The evolution involved in the finches’ case is quite simple: species competing for the same resources, including food, tend to differentiate themselves from one another in order to decrease the competition. As the creatures eat pretty much the same thing, seeds, they had to differentiate so that different species eat different seeds if they wanted to survive.
Around for some two million years, the birds separated over time into eighteen different species of various sizes, songs, eating habits, and beak shapes. But scientists managed to observe such a change over the course of just a few short years, as the birds were put in a hitch by the lack of food on the island.
And luckily for them, scientists were around to study the birds. A team of researchers composed of scientists from both the Princeton University and the Uppsala University identified the gene HMGA2 as the one behind the birds’ beak shape and that drives changes to the creatures’ anatomy.
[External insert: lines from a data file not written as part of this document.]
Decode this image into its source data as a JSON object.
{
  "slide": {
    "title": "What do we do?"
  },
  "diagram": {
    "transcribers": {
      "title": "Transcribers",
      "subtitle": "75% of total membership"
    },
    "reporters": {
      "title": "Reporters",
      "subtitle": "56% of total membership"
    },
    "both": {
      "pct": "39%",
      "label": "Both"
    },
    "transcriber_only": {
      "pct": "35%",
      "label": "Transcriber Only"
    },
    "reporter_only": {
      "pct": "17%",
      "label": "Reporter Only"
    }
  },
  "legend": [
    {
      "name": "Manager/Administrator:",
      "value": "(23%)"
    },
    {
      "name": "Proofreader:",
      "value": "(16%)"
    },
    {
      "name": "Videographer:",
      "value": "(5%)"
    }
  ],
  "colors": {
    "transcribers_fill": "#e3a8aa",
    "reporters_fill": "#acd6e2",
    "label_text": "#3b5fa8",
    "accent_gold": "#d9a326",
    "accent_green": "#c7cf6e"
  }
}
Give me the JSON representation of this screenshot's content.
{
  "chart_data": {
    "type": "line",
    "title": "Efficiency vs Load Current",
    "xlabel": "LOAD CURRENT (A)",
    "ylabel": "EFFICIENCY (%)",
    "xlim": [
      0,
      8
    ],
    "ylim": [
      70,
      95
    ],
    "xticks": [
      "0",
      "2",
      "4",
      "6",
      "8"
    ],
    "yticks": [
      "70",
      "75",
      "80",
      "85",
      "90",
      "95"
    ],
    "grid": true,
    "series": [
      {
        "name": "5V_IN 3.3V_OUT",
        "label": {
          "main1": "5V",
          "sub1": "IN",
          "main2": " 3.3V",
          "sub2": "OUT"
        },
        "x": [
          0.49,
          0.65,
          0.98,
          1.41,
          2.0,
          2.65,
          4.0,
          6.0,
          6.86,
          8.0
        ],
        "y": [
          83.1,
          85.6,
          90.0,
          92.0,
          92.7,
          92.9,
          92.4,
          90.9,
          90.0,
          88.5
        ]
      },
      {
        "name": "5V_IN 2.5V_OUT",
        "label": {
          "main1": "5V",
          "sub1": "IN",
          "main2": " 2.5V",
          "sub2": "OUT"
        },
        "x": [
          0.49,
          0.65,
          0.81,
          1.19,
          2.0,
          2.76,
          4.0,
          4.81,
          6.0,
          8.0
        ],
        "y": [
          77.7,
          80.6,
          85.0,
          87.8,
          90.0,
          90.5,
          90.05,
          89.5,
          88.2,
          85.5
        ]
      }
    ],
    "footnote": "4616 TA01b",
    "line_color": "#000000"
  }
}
As a severe drought hit the island in 2004 and 2005, the competition for food intensified to very high levels. The scientists noticed that during the drought, the medium ground finches’ beaks started getting smaller, so they could smaller seeds. This happened because they just couldn’t compete with the larger species for food.
The speed with which the changes happened in the birds biology came at a pace previously thought impossible, albeit it happened at the cost of a huge number of deaths among the larger beaked birds. This led the team to target the HMGA2 gene and focus on it, as it is one of the most quickly adapting genes of the sort that they or anyone has ever found.